Tapi dia bilang dia masuk “mode panik” ketika dia melewatkan deposit yang biasanya $976 bulan lalu. Dia pekerja gig, menyelesaikan pesanan DoorDash dan Uber Eats ketika ada waktu.
Lemari makannya selalu penuh dengan barang tahan lama — makanan kaleng, pasta, saus — kalau-kalau vannya yang tidak bisa diandalkan mogok dan dia tidak bisa ke toko. Tapi dia tidak bisa risiko kehabisan karena ketidakpastian berlanjut soal lamanya penutupan dan pembayaran SNAP masa depan.
Uang $50 dari GiveDirectly membelikannya susu dan roti — tidak banyak tapi “sangat membantu,” katanya. Bank makanan lokalnya di Demotte, Indiana, ternyata tidak konsisten. Satu minggu mereka memberi jauh lebih dari yang diharapkan, katanya, tapi minggu berikutnya mereka “sangat kewalahan” sehingga hampir tidak ada gunanya datang.
Dia bilang “menakutkan” pemerintah “bisa memutuskan untuk tidak memberi makan begitu banyak orang.”
“Setidaknya aku punya jaring pengamanku tapi tidak semua orang beruntung,” katanya. “Aku tidak pernah percaya pemerintah dan itu alasan baru yang kuat kenapa aku tidak percaya mereka.”
Chen, CEO Propel, bilang penelitian perusahaannya menunjukkan bahwa pembekuan November merusak kepercayaan banyak penerima pada pemerintah. Meskipun SNAP didanai hingga tahun fiskal depan, kata Chen, banyak responden khawatir dengan penutupan pemerintah lainnya.

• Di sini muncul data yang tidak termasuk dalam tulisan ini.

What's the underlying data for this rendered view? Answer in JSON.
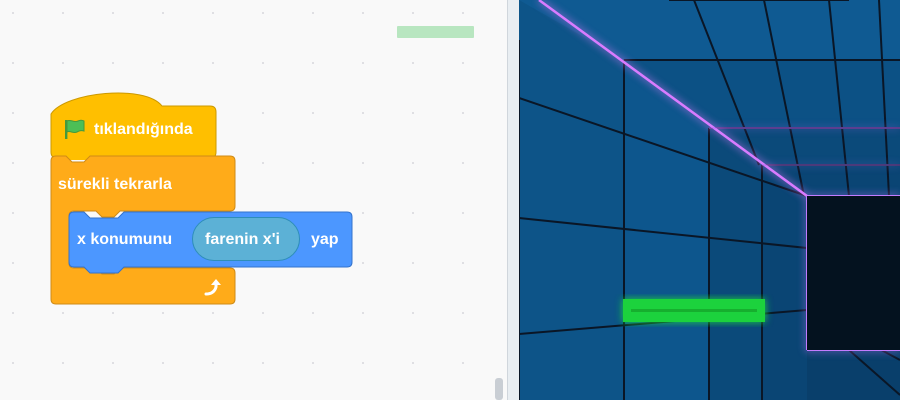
{
  "blocks": {
    "hat": {
      "label": "tıklandığında",
      "icon": "green-flag-icon"
    },
    "forever": {
      "label": "sürekli tekrarla",
      "loop_icon": "loop-arrow-icon"
    },
    "motion": {
      "label_prefix": "x konumunu",
      "reporter": "farenin x'i",
      "label_suffix": "yap"
    }
  },
  "colors": {
    "events": "#ffbf00",
    "control": "#ffab19",
    "motion": "#4c97ff",
    "sensing": "#5cb1d6",
    "stage_bg": "#0f5a92",
    "tunnel_end": "#04121f",
    "neon_edge": "#d97bff",
    "paddle": "#1ed23c"
  }
}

“Sekarang ini memperkenalkan benih keraguan bagi orang-orang bahwa hal mendasar yang mereka pakai untuk membayar makanan mungkin tidak ada saat mereka butuhkan,” kata Chen.
Kesenjangan masih ada bagi banyak orang. Propel perkirakan sedikit lebih dari setengah penerima SNAP mendapat manfaat mereka terlambat bulan lalu. GiveDirectly meluncurkan kampanye “pembersihan” tambahan untuk mendistribusikan uang tunai secara mundur bagi lebih dari 8.000 orang yang masih terguncang.
Keterlambatan itu mengganggu keseimbangan keuangan yang Grant jalani. Dia menunda pembayaran tagihan listrik dan asuransi mobilnya.
“Pemerintah tutup dan itu mengacaukan segalanya,” katanya.
___
Liputan Associated Press tentang filantropi dan organisasi nirlaba mendapat dukungan melalui kolaborasi AP dengan The Conversation US, dengan pendanaan dari Lilly Endowment Inc. AP bertanggung jawab penuh atas konten ini. Untuk semua liputan filantropi AP, kunjungi https://apnews.com/hub/philanthropy.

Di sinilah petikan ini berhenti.